ALLENTOWN, Pa. (AP) — The last time we saw trucker Don Cook, his career odometer had just rolled over to 3 million miles. He hadn’t had an accident in all that time, and his company, YRC Freight, gave him a truck cab with his name on it and a leather jacket with a patch reading “Three Million Miles Safe Driving.”
That was nine years ago. Cook was 70 then, and it stood to reason he would retire before long. But here he was at the YRC terminal in Bethlehem Township on Friday, about nine months shy of 80, wearing a new leather jacket with a patch reading “Hall of Fame.” He has been enshrined among the trucking legends there because he has, since 2012, racked up an additional million flawless miles.
Four million miles and not so much as a fender-bender. He attributes this to skill and patience — “You have to have your wits about you,” he said — but also to luck. Drowsy drivers, drunk drivers, distracted drivers — all have kept out of his way over the years, and nature has spared him its worst.
Cook plans to keep rolling, too. His eyes and reflexes are sharp, and his love of the road burns as bright now as it did when he started trucking professionally 47 years ago.
“I’m not retiring,” he said. “I’m still a young pup. And my wife would drive me crazy.”
This was a joke, of course. The Cook marriage is in its 58th year. Dolores Cook has been her husband’s rock all that time. It’s not easy being married to a trucker, after all, because they can be gone for long stretches. Don, for example, used to run routes to Texas and California.
“If it wasn’t for her supporting me, I wouldn’t be here,” he said.
He stays closer to home these days, with an overnight route that takes him 400 miles to Akron, Ohio. He makes one stop along the way, at a truck stop on Interstate 80 in Barkeysville, Venango County. He uses the facilities and has a cup of strong black coffee. Next stop, Akron.
When Cook returns to Pennsylvania and drops his truck at the terminal, he has to drive another 30 miles home to Snydersville, in Monroe County. Some people might consider that a few miles too many, but Cook seems to have a sort of Zen approach to driving. It doesn’t bore him or make him grind his teeth. He puts country and western music or oldies on the radio and hums placidly along the asphalt.
“You get bopping down the road and pretty soon, you’re where you’re supposed to be,” he said.
Which is not to say the beauty of the country is lost on him. He spoke warmly of his days passing through New Mexico and Arizona on cross-country runs, stopping at roadside stands to buy dreamcatchers and trinkets from Native American craftspeople.
Cook grew up in Belleville, New Jersey, where his father drove a tour bus, hauling Vaughn Monroe and other stars of the 1940s from show to show.
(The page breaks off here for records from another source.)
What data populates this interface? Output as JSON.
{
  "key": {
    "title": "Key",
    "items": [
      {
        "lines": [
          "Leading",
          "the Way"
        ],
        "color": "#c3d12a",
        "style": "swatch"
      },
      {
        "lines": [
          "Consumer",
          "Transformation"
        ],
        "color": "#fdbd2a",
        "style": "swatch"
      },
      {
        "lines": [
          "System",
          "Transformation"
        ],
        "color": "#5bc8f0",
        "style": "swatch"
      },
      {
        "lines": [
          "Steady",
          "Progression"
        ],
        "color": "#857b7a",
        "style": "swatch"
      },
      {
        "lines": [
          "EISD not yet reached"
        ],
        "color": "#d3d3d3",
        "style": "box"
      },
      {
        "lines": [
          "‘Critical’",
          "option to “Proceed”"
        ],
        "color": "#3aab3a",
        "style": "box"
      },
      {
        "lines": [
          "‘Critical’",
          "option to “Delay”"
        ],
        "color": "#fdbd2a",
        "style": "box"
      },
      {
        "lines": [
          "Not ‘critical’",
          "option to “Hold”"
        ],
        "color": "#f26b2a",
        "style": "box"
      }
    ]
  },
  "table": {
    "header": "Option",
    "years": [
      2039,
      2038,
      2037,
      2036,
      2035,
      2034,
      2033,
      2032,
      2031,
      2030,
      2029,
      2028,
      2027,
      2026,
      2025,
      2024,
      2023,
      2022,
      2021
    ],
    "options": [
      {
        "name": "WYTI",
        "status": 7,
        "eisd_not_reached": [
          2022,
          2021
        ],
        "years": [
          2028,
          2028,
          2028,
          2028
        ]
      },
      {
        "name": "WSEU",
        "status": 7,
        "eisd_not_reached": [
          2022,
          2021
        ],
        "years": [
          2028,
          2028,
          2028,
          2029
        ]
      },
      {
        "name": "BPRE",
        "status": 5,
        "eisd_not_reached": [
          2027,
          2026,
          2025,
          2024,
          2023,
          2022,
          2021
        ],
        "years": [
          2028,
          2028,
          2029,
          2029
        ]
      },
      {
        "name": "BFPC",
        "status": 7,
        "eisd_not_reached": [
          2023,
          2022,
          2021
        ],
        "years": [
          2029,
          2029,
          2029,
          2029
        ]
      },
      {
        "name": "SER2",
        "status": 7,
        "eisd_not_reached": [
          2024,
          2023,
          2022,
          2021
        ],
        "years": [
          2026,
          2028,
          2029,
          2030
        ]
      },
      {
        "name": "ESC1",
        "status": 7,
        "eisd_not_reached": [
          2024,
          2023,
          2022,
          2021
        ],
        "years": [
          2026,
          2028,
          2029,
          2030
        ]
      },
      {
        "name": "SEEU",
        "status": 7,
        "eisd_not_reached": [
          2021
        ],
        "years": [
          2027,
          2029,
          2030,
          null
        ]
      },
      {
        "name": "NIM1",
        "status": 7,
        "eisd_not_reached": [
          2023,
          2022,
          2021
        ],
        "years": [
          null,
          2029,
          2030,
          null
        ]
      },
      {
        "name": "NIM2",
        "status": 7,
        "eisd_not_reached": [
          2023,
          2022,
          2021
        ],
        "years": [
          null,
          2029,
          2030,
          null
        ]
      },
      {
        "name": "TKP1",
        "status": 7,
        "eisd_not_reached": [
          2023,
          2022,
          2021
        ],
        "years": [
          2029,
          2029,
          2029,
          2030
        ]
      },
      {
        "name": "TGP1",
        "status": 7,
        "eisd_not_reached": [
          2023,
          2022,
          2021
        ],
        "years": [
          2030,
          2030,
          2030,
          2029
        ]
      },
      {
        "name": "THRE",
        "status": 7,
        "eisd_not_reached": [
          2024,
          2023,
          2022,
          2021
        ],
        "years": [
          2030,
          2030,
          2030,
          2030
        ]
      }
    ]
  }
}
He could be gone for ages at a time. Sometimes, Cook would wake in the morning and see the bus outside. Father and son would enjoy a brief reunion.
“He’d give me a ride to school on the bus and I wouldn’t see him again for six months,” he said.
Cook drove a factory truck for a while after high school. His first job as a tractor-trailer driver was with Roadway Corp. Yellow Transportation acquired Roadway and the merged companies became YRC Freight in 2009.
YRC in the process of reverting to Yellow Transportation again. Whatever the name, its star employee has driven surely and steadily into the record books.
His colleagues admire him. One, Danny Brown, a 37-year driving veteran, pulled in to the terminal as Cook was having his picture taken and paused to watch.
“He deserves it,” Brown said, noting how rarely drivers reach multimillion-mile thresholds without an accident.
“I got a million miles a while back,” he said. “I got a nice watch for that. I don’t think I’ll make another million.”
Cook probably won’t either, though it might not be wise to bet against him.
“I’m an old guy,” he said, “but when I sit behind that wheel, I’m 30 years old again.”